Как поспорил Даниил Александрович с Дмитрием Яковлевичем

В журнале развернулась острая полемика между двумя очень известными петербургскими исследователями социальных порядков и их изменений: Даниилом Коцюбинским и Дмитрием Травиным (см. тут и тут). Поскольку мне приходится часто вступать в творческую дискуссию с обоими авторами (особенно часто с последним из них), то считаю себя вправе выступить в роли третейского судьи.

В чем суть полемики? Мне представляется, что она могла бы быть куда содержательнее и интереснее. Свелась же дискуссию к пониманию исторической социологии (ИС). Во многом это, конечно, результат ответа Травина. В рецензии Коцюбинского на его книгу «Пути России от Ельцина до Батыя: История наоборот» были рассмотрены и другие проблемы. В частности, я бы выделил прекрасный сравнительный анализ принципов формирования армий в России и Швеции в XVII веке. Те, кто знаком с книгами Травина, поймут, почему это очень важно. Ведь именно из вынужденной специфики построения армии в России он объясняет крепостничество и «русскую ловушку» как следствие.

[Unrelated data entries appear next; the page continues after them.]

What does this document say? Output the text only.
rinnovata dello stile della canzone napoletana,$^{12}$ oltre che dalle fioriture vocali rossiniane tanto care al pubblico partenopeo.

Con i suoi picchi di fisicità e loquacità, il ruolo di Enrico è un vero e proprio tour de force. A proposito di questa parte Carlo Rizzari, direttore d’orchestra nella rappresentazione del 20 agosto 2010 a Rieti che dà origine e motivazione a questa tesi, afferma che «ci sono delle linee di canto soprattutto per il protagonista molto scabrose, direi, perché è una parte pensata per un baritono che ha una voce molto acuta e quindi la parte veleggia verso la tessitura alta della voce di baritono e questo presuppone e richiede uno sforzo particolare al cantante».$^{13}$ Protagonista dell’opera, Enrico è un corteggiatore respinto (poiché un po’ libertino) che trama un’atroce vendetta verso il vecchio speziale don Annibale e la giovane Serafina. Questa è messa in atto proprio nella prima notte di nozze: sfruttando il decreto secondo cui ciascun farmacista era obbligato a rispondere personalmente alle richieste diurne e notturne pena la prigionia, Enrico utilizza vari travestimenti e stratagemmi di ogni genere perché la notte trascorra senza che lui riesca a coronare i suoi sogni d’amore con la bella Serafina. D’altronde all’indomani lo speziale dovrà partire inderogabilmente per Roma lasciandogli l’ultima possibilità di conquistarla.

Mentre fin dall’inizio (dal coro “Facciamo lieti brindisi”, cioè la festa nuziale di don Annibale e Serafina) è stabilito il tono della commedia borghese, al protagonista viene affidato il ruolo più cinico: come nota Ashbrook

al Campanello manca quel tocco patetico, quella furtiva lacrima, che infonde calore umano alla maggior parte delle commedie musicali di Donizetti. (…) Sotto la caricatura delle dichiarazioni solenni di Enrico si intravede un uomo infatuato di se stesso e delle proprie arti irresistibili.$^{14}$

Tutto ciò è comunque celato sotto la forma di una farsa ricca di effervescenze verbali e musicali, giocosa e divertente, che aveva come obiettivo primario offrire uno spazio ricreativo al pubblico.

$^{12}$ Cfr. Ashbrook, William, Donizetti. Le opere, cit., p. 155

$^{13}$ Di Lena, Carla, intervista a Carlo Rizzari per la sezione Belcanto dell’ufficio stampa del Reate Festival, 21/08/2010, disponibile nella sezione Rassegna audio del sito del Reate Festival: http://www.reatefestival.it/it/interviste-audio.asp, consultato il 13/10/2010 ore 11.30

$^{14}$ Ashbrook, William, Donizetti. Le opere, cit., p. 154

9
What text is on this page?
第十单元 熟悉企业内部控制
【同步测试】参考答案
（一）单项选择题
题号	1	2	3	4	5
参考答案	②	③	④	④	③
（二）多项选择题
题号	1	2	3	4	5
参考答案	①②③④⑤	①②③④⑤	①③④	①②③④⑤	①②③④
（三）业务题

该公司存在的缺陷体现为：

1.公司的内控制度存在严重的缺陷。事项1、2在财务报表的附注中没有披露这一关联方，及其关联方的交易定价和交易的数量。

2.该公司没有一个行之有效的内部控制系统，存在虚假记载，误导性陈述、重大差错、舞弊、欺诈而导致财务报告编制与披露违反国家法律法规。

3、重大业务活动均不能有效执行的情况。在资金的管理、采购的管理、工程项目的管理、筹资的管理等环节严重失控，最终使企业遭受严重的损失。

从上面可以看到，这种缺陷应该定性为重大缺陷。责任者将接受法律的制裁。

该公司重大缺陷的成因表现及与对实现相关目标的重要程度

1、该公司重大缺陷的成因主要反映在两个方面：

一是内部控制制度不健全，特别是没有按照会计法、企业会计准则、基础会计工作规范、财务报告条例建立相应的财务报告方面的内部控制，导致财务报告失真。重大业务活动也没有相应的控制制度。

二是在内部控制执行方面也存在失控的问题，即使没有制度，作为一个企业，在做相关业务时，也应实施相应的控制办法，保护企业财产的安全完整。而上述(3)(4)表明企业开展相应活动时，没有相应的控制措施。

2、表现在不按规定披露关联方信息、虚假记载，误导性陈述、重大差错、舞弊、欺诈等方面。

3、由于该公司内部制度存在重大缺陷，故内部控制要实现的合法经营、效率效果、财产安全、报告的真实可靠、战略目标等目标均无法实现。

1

Однако вернемся к ИС. И обратимся к книге видного американского социолога Ричарда Лахмана «Что такое историческая социология?». С ней желающие могут познакомиться в русском переводе (М.: Издательский дом «Дело» РАНХиГС, 2016). В ней раскрывается широкая панорама того, чем занимаются авторы, которых Лахман зачислил в категорию исторических социологов. В то же время он не смог определить, что такое ИС. На последних страницы книги делается вывод о том, что это некий способ заниматься социологией, при котором изменения в обществе становятся главным фокусом изучения (с. 218). Вот и все.

Дело в том, что Коцюбинский отождествляет ИС с теорией модернизации. Я бы не был столь категоричным. Действительно, большинство исторических социологов так или иначе демонстрируют приверженность к ней. Тем не менее, это не означает, что все, кто изучает изменения в обществах в долгом времени (см. определение Лахмана) разделяют теорию модернизации.

Однажды Коцюбинский заметил (в ответ на мое указание на школу социолога Овсея Шкаратана), что раз Шкаратан разделял цивилизационный подход, то он – не исторический социолог. Гораздо лучше сформулировать так: Шкаратан и его коллеги – исторические социологи, не являющиеся сторонниками теории модернизации. В теории происхождения Вселенной доминирует теория Большого Взрыва, но есть и альтернативная теория – об ее происхождении из черной дыры. Однако ведь никто не отказывает сторонникам разных концепций называться учеными-физиками.

Почему обращаю внимание на этот момент? Потому, что спорящие говорят о науке и лженауке. Попытаюсь их разочаровать. В исследованиях общественной жизни я бы вообще не стал употреблять слово «наука». В них эксперименты не поставишь и многократную повторяемость результатов не получишь. Экономисты попытались развивать экспериментальную экономику (Вернон Смит даже успел получить за нее Нобелевскую премию по экономике), но в настоящее время все более и более склоняются к тому, что адекватны только так называемые натурные эксперименты.

Например, сопоставляя развитие Северной и Южной Кореи мы пользуемся натурным экспериментом, а проще говоря, самим причудливым ходом истории. И тогда результаты нашего сравнительного анализа (допустим, командной и рыночной экономики) достоверны. В том же, что касается противопоставления теории модернизации и цивилизационного подхода окончательным судьей послужит будущее. А для него не существуют натурных экспериментов (на то оно и будущее). Кризис теории модернизации очевиден, но теории цивилизационных циклов еще надо показать свою правоту в будущем, применительно к современным обществам.

Благодарен Коцюбинскому за замечание на мою рецензию на книгу Травина в части институциональной истории. Большинство, действительно, предпочитает термин исторический институционализм. Но мне, как старому обществоведу, он очень напоминает что-то нехорошее из времен моей молодости. На месте слова институционализм был материализм и предмет с таким названием сдавали как государственный экзамен все, получавшие высшее образование (от лириков до физиков).

И последнее. Очень попросил бы полемистов не швыряться друг в друга научностью и лженаучностью. Лучше чем-нибудь другим. Они еще помнят советские времена и могут запугать друг друга до смерти. Когда в ответ на мое видение обреченности России на движение в ее исторической колее, Травин возражал словами «это не научно», я невольно вздрагивал. В старые времена это означало приговор карьере за страшный грех антимарксистской ереси.   Ведь «учение Маркса всесильно, потому что оно верно». Правда, остряки переставляли местами слова всесильно и верно. Так оно точнее было. И страшнее.